Even amid the GOP wave of 2010, Malloy beat his Republican opponent Tom Foley by just 6,400 votes. Foley opted to give a gubernatorial run another shot in 2014, setting up a virtual repeat but without the national conditions which led votes to send a wave of Republicans into political office. Before this race began in earnest, many believed Malloy would repeat that victory and may even improve on his margin of victory.
National commentators believed the new restrictions on gun ownership Malloy imposed in the wake of his state’s nightmarish experience at a Newtown elementary school to be a pure good. Few believed it would be a major issue in the election, let alone one which would lead New England voters to recall their incumbent Democratic governor. The political class may prove to be shocked in November.
At the first gubernatorial debate of the season in the Nutmeg State, The Wall Street Journal reported, guns took center stage:
Gun control has emerged as a major campaign issue, with Mr. Foley criticizing firearms restrictions the governor signed into law in 2013 in response to the deadly school shooting in Newtown. The package included universal background checks, a ban on sales of ammunition magazines with 10 or more rounds and a ban on the sale of certain types of firearms the state defines as “assault weapons.”
The changes, Mr. Malloy said, have contributed to a declining statewide homicide rate: “I believe what we have done has made Connecticut safer.”
Mr. Foley countered that violent-crime rates were falling across the U.S., adding that the new laws inconvenience gun owners and wouldn’t prevent another mass shooting. “This was so overreaching that it went way, way beyond in what I think would have been an appropriate response to Newtown,” said Mr. Foley, an ex-ambassador to Ireland and former private-equity manager. “It’s not good leadership. It’s grandstanding.”
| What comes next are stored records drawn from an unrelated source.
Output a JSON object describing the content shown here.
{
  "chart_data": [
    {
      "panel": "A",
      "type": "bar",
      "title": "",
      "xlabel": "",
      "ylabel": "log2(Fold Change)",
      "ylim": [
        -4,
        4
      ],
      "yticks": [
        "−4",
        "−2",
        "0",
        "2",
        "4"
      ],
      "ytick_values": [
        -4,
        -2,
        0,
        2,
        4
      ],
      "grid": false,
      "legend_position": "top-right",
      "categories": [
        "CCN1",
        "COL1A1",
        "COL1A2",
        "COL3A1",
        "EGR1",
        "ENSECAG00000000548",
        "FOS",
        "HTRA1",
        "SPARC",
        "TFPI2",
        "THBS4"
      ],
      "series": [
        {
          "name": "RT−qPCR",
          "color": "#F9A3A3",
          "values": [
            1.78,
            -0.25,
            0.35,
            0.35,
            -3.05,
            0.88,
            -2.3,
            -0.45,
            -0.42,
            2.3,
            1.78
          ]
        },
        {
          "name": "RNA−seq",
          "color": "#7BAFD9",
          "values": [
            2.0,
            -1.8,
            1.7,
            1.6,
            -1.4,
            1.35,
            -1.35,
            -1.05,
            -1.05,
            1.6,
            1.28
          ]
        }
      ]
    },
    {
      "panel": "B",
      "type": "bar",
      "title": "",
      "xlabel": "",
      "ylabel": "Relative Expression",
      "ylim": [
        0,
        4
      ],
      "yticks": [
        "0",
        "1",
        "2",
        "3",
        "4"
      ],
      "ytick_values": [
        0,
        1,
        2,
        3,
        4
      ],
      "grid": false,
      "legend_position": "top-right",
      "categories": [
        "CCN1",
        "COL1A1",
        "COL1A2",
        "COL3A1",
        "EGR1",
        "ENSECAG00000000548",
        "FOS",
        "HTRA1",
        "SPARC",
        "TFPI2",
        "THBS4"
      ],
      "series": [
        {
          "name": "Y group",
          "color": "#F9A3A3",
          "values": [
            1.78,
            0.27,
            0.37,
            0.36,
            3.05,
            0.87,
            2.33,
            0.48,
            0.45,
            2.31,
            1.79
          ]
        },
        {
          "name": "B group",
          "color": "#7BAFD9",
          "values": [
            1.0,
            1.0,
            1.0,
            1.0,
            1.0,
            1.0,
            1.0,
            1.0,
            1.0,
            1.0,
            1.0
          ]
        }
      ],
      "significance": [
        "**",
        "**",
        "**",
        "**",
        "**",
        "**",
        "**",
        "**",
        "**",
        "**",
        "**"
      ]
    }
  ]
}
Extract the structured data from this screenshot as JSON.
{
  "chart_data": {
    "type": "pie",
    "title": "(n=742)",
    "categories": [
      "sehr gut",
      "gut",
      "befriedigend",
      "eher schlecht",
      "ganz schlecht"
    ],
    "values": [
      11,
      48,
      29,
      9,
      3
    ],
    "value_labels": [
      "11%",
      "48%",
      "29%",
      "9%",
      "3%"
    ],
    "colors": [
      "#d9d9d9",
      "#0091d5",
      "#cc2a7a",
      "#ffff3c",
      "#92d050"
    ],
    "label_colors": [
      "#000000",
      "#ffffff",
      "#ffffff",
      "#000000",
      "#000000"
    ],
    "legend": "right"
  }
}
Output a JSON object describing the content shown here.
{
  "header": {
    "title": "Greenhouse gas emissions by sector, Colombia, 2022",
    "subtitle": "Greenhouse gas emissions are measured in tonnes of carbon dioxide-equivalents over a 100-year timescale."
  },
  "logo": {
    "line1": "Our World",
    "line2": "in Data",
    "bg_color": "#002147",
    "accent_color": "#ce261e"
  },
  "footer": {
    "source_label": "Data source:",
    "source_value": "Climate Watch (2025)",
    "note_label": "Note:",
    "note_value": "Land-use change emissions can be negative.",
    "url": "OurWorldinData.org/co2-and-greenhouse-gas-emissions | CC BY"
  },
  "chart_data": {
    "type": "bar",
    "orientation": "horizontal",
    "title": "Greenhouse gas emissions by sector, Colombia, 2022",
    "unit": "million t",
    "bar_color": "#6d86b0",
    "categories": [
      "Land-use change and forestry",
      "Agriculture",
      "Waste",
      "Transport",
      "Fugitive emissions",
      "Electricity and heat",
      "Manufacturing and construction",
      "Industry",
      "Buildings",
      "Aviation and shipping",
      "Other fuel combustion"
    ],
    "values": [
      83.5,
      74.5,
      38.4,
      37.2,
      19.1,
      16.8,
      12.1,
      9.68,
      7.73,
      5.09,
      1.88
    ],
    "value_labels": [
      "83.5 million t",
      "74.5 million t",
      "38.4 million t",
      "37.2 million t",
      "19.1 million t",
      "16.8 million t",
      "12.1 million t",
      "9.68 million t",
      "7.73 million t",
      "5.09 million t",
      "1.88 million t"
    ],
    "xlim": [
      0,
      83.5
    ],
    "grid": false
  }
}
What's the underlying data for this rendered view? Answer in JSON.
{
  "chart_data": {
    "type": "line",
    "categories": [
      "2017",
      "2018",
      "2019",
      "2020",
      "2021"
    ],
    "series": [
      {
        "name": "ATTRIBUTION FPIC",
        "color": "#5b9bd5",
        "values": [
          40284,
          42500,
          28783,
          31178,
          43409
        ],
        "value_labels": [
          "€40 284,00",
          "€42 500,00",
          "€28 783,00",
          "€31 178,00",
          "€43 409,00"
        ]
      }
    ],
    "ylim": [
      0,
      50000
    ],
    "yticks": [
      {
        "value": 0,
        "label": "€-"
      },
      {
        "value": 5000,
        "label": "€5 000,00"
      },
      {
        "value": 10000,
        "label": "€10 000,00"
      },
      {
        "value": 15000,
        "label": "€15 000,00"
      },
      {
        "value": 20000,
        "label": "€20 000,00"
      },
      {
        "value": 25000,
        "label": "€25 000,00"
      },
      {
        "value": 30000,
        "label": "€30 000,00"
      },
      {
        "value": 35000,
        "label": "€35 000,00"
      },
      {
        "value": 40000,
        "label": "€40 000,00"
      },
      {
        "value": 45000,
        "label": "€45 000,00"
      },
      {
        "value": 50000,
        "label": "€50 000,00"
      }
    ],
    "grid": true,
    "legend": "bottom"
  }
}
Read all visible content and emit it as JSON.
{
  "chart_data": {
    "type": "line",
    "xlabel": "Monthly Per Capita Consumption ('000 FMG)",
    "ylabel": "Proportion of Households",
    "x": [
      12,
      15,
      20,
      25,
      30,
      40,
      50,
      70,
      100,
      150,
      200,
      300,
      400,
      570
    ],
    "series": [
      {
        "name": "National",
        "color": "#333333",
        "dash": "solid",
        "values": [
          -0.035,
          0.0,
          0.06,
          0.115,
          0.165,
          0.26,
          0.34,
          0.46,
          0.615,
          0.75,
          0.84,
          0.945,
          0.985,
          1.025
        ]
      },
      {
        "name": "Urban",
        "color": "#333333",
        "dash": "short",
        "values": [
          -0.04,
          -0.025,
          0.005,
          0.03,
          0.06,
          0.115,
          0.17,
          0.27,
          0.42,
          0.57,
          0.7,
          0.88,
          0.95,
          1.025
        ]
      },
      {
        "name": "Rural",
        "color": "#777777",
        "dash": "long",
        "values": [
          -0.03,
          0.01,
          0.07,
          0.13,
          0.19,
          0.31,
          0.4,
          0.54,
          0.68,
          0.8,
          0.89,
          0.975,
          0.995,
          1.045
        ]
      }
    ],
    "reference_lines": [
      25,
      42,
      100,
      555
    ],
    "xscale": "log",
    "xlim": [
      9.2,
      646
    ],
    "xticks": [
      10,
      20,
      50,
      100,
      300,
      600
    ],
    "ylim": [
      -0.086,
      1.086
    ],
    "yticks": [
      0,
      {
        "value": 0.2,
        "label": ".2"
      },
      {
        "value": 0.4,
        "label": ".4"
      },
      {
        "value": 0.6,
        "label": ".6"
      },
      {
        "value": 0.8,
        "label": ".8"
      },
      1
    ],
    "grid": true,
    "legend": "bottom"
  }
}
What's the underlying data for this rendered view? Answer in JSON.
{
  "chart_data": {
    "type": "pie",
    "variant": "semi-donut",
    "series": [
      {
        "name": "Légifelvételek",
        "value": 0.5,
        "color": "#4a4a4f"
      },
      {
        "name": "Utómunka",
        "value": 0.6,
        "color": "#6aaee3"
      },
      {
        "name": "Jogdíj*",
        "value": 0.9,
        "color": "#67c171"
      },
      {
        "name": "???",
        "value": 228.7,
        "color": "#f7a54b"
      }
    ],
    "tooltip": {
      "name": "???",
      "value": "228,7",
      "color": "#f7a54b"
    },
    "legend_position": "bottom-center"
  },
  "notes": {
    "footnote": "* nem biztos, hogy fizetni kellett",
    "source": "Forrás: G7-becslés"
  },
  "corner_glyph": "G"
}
The situation looks grim for Malloy. The race is not widely polled, but the two public polls taken in Connecticut in late July and August both show Foley leading the incumbent by 7 points.
Foley has not embraced a laissez-faire approach to the Second Amendment – his hedging on the issue of gun ownership rights has become a major issue for a tea party gubernatorial candidate running to the right of both Foley and Malloy on guns. It is, however, fascinating that a state where a grotesque mass shooting became the impetus for a nationwide push for new gun laws may become the state that also starts to reverse them.
This post has been updated since its original publication.